— Ebbene trionfi, trionfi, trionfi.
Ma Silla prima aveva avuta l’imprudenza di dare l’appellativo di Magno al giovine Pompeo, forse perchè nell’assiduo altalenare dell’umor suo, tormentandolo i pidocchi meno del consueto in quel punto, e sperando di guarirne, erasi sentito trasportare alla bontà ed all’entusiasmo.
Così dunque venne decretato il trionfo.
Nella prima parte della mattina, che i Romani chiamavano diluculum, il campo Marzio era tutto occupato dalle soldatesche reduci dall’Africa. Il campo Marzio, il quale era situato in modo da invadere parte dell’area dove dopo Cesare fu il circo agonale ed oggi v’è la piazza Navona, era come il dietro le scene, dove apprestavasi tutto ciò che, nell’ora che chiamavasi mane ad meridiem, doveva passare in processione lungo la via trionfale sotto gli occhi del popolo romano. Alla quadriga in cui doveva sedere il Magno Pompeo erano già aggiogati quattro elefanti, chè così egli aveva voluto, disdegnando i cavalli; ma gli apprestatori del trionfo e della sua parte decorativa essendosi accorti che que’ quattro enormi bestioni non potevano passare per l’arco posticcio stato eretto all’uscita del campo Marzio, mandarono tosto due centurioni veterani alla casa di Pompeo per avvisarlo dell’inconveniente.
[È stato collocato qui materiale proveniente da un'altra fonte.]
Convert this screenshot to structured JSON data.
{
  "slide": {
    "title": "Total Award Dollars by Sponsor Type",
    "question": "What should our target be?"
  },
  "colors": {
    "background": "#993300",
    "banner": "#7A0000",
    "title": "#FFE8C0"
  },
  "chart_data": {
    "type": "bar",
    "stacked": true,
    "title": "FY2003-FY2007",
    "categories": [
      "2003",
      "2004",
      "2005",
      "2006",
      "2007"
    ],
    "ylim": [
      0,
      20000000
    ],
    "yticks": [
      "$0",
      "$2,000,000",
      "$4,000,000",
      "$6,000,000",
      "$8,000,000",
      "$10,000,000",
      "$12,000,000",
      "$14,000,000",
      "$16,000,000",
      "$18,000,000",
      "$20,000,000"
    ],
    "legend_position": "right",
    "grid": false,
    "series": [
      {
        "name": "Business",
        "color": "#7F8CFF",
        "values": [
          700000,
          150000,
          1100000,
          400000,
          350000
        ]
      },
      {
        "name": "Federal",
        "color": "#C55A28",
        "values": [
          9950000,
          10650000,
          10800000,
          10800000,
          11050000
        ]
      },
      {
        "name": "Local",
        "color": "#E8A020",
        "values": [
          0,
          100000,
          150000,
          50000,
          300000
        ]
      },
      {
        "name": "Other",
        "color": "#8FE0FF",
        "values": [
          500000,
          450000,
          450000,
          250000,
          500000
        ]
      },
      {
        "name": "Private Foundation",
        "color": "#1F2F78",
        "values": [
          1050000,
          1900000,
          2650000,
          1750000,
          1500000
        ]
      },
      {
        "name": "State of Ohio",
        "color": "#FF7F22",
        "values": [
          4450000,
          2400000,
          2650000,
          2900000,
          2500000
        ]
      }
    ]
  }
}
Il giovane ventiquattrenne stava nel suo cubicolo; sul letto, poco più alto del pavimento, coperto d’una gran pelle d’un libico leone che egli stesso aveva ucciso, era apprestato l’abito trionfale, fatto di porpora, il quale veniva chiamato toga picta, ovvero tunica palmata; v’era pure una corona d’alloro, e un ramo d’alloro. Traducendo quell’intima scena romana nel più umile volgare moderno, quella stanza del magno eroe pareva il camerino d’un tenore serio celeberrimo, che ripetendo sotto voce la grande aria di sortita, presenta già gli applausi strepitosi del pubblico in delirio.